Le vent qui siffle dans les oreilles des cyclistes n’est pas seulement synonyme d’intense sentiment de liberté; il pourrait aussi nuire à leurs capacités auditives. C’est du moins ce qu’affirme une étude américaine publiée le mois dernier dans Otolaryngology–Head and Neck Surgery.

La stratégie employée par les chercheurs pour arriver à cette conclusion est pour le moins décoiffante. En soufflerie, ils ont demandé à un cycliste d’enfourcher sa bicyclette et d’enfiler un casque de vélo « spécial » muni de deux microphones enregistrant le niveau sonore près de ses oreilles.

Puis, ils ont soumis leur valeureux volontaire à diverses vitesses du vent (8 à 100 km/h) ainsi qu’à différentes directions de ce dernier par rapport à ses canaux auditifs (0 à 180 degrés pour une de ses deux oreilles). Le cycliste, qui ne pédalait pas durant l’expérience – il se tenait en position statique —, a été exposé aux diverses combinaisons de bourrasques par intervalles de 15 secondes.

Assourdissant

Les données sonores collectées sont pour le moins impressionnantes. Pour un vent de face de 16 km/h par exemple, le niveau de son enregistré a été de 84,9 décibels.
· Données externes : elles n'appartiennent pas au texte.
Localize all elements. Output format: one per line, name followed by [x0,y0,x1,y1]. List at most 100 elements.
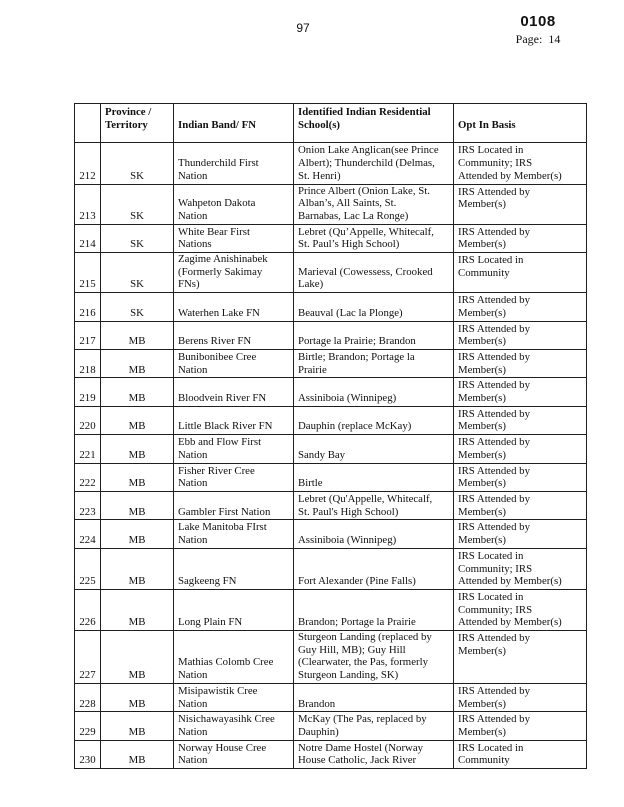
page-number: 97 [296,21,310,35]
cell-band: Bloodvein River FN [173,377,294,407]
cell-province: MB [100,682,174,713]
cell-num: 221 [74,434,101,464]
table-row: 215 SK Zagime Anishinabek (Formerly Sakima… [74,252,587,294]
cell-band: Mathias Colomb Cree Nation [173,630,294,684]
residential-schools-table: Province / Territory Indian Band/ FN Ide… [74,102,587,770]
cell-province: SK [100,292,174,322]
cell-band: Berens River FN [173,320,294,350]
column-header-indian-band: Indian Band/ FN [173,102,294,144]
table-row: 228 MB Misipawistik Cree Nation Brandon IRS … [74,682,587,713]
column-header-identified-schools: Identified Indian Residential School(s) [293,102,454,144]
table-row: 221 MB Ebb and Flow First Nation Sandy Bay I… [74,434,587,464]
cell-province: SK [100,142,174,185]
cell-province: MB [100,547,174,590]
cell-num: 227 [74,630,101,684]
cell-opt-in: IRS Located in Community; IRS Attended b… [453,142,587,185]
cell-band: Ebb and Flow First Nation [173,434,294,464]
cell-schools: Birtle [293,462,454,492]
cell-band: Bunibonibee Cree Nation [173,348,294,379]
cell-opt-in: IRS Attended by Member(s) [453,320,587,350]
cell-num: 228 [74,682,101,713]
cell-opt-in: IRS Attended by Member(s) [453,462,587,492]
cell-opt-in: IRS Attended by Member(s) [453,434,587,464]
cell-opt-in: IRS Attended by Member(s) [453,630,587,684]
cell-num: 214 [74,223,101,254]
table-row: 213 SK Wahpeton Dakota Nation Prince Albert… [74,183,587,225]
cell-band: Long Plain FN [173,588,294,632]
table-row: 227 MB Mathias Colomb Cree Nation Sturgeon … [74,630,587,684]
cell-schools: Brandon; Portage la Prairie [293,588,454,632]
table-row: 225 MB Sagkeeng FN Fort Alexander (Pine Fal… [74,547,587,590]
cell-num: 226 [74,588,101,632]
table-row: 219 MB Bloodvein River FN Assiniboia (Winni… [74,377,587,407]
cell-band: Wahpeton Dakota Nation [173,183,294,225]
cell-num: 213 [74,183,101,225]
cell-province: MB [100,519,174,549]
table-row: 214 SK White Bear First Nations Lebret (Qu’… [74,223,587,254]
cell-opt-in: IRS Located in Community [453,252,587,294]
cell-opt-in: IRS Attended by Member(s) [453,711,587,741]
cell-schools: Portage la Prairie; Brandon [293,320,454,350]
cell-band: Fisher River Cree Nation [173,462,294,492]
cell-num: 218 [74,348,101,379]
column-header-opt-in-basis: Opt In Basis [453,102,587,144]
cell-schools: Onion Lake Anglican(see Prince Albert); … [293,142,454,185]
table-row: 226 MB Long Plain FN Brandon; Portage la Pr… [74,588,587,632]
cell-opt-in: IRS Located in Community; IRS Attended b… [453,588,587,632]
cell-band: Lake Manitoba FIrst Nation [173,519,294,549]
cell-schools: Lebret (Qu'Appelle, Whitecalf, St. Paul'… [293,490,454,521]
cell-schools: McKay (The Pas, replaced by Dauphin) [293,711,454,741]
cell-schools: Fort Alexander (Pine Falls) [293,547,454,590]
cell-band: Gambler First Nation [173,490,294,521]
cell-province: SK [100,183,174,225]
cell-num: 222 [74,462,101,492]
cell-province: MB [100,377,174,407]
cell-schools: Marieval (Cowessess, Crooked Lake) [293,252,454,294]
cell-num: 223 [74,490,101,521]
cell-band: Thunderchild First Nation [173,142,294,185]
cell-province: MB [100,711,174,741]
cell-opt-in: IRS Attended by Member(s) [453,183,587,225]
cell-province: MB [100,490,174,521]
cell-opt-in: IRS Attended by Member(s) [453,490,587,521]
cell-schools: Notre Dame Hostel (Norway House Catholic… [293,739,454,770]
cell-schools: Sturgeon Landing (replaced by Guy Hill, … [293,630,454,684]
cell-schools: Lebret (Qu’Appelle, Whitecalf, St. Paul’… [293,223,454,254]
cell-num: 225 [74,547,101,590]
table-row: 216 SK Waterhen Lake FN Beauval (Lac la Plo… [74,292,587,322]
cell-opt-in: IRS Located in Community [453,739,587,770]
cell-schools: Birtle; Brandon; Portage la Prairie [293,348,454,379]
cell-province: MB [100,405,174,436]
cell-num: 224 [74,519,101,549]
cell-province: MB [100,739,174,770]
cell-province: MB [100,630,174,684]
column-header-province-territory: Province / Territory [100,102,174,144]
cell-opt-in: IRS Attended by Member(s) [453,682,587,713]
cell-schools: Sandy Bay [293,434,454,464]
cell-num: 230 [74,739,101,770]
table-row: 218 MB Bunibonibee Cree Nation Birtle; Bran… [74,348,587,379]
cell-band: Waterhen Lake FN [173,292,294,322]
cell-opt-in: IRS Attended by Member(s) [453,292,587,322]
cell-schools: Dauphin (replace McKay) [293,405,454,436]
cell-schools: Assiniboia (Winnipeg) [293,519,454,549]
cell-band: Nisichawayasihk Cree Nation [173,711,294,741]
cell-opt-in: IRS Attended by Member(s) [453,405,587,436]
cell-band: Norway House Cree Nation [173,739,294,770]
cell-num: 216 [74,292,101,322]
cell-schools: Beauval (Lac la Plonge) [293,292,454,322]
cell-schools: Brandon [293,682,454,713]
cell-num: 220 [74,405,101,436]
cell-province: MB [100,434,174,464]
table-row: 229 MB Nisichawayasihk Cree Nation McKay (T… [74,711,587,741]
table-row: 230 MB Norway House Cree Nation Notre Dame … [74,739,587,770]
table-row: 220 MB Little Black River FN Dauphin (repla… [74,405,587,436]
cell-band: Sagkeeng FN [173,547,294,590]
cell-schools: Assiniboia (Winnipeg) [293,377,454,407]
stamp-number: 0108 [520,13,556,30]
cell-num: 219 [74,377,101,407]
cell-province: MB [100,320,174,350]
stamp-block: 0108 Page: 14 [496,13,580,47]
cell-opt-in: IRS Attended by Member(s) [453,223,587,254]
cell-province: MB [100,588,174,632]
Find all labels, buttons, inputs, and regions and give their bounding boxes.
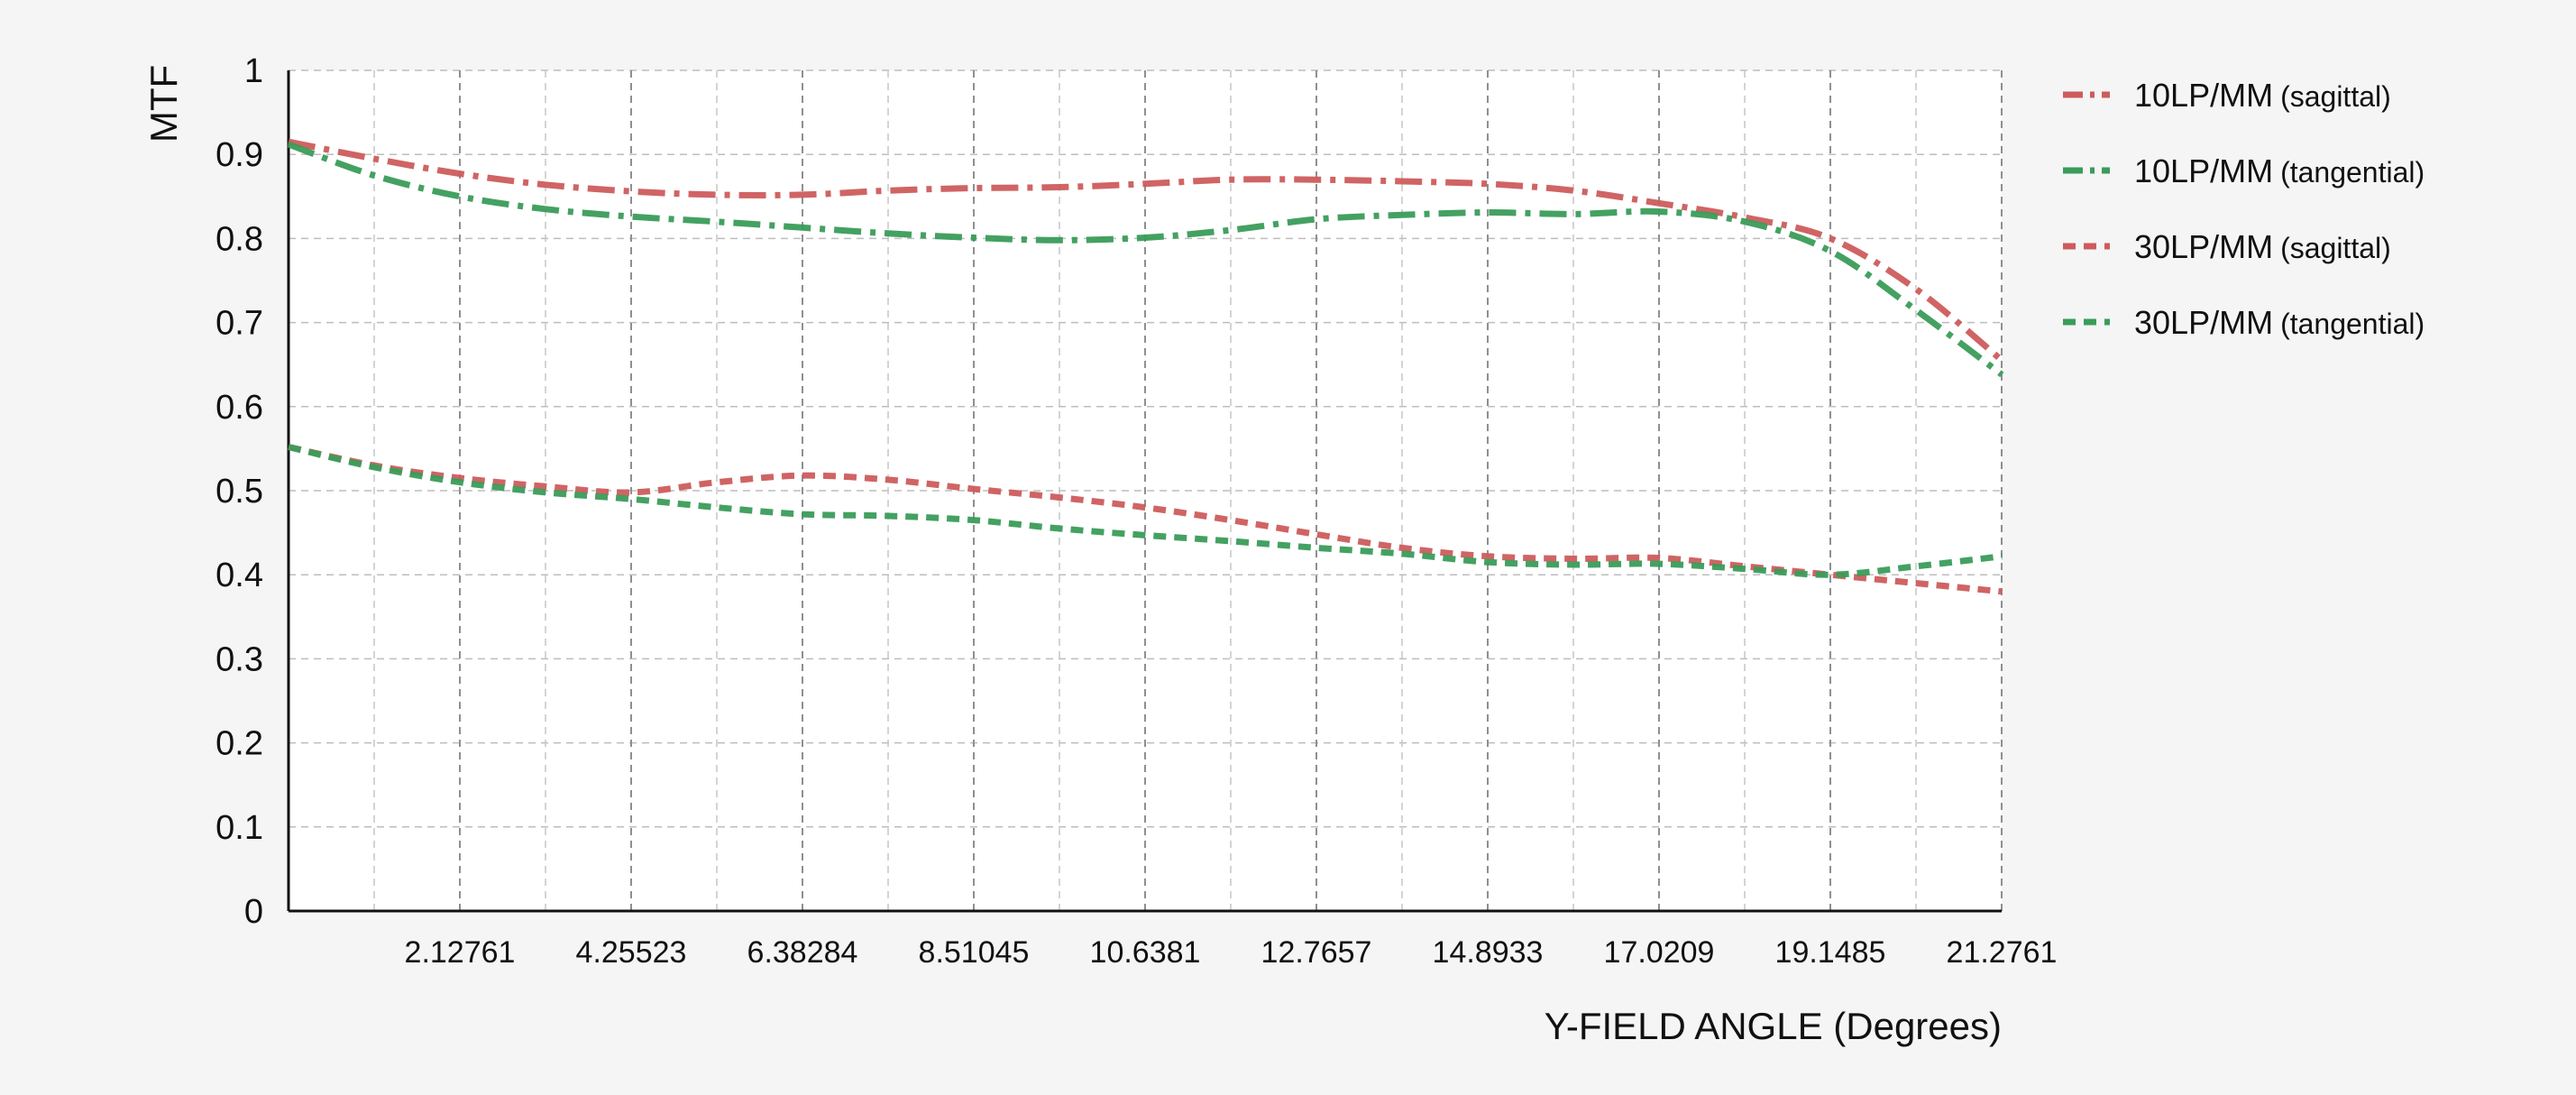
legend-label: 30LP/MM (sagittal) bbox=[2134, 228, 2391, 265]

C’est l’équivalent de se tenir debout à environ dix mètres d’une route passante.

Selon le Centre canadien d’hygiène et de sécurité au travail, la durée quotidienne maximale admissible pour un tel niveau sonore est de huit heures. Au-delà, des pertes auditives surviennent.

La plus haute valeur mesurée par les chercheurs a été de 120,3 décibels, lorsque la « brise » soufflait à 96,5 km/h à 90 degrés par rapport à l’oreille exposée. Bien qu’il soit très rare dans le quotidien d’un cycliste, ce niveau sonore correspond néanmoins à celui d’un avion qui décolle!

Une limite évidente de cette étude est l’environnement dans lequel elle a été réalisée. Contrairement à une soufflerie, les rues sont parsemées d’éléments qui augmentent (voitures, espaces vagues, etc.) ou réduisent (arbres, clôtures, etc.) l’exposition au vent des cyclistes.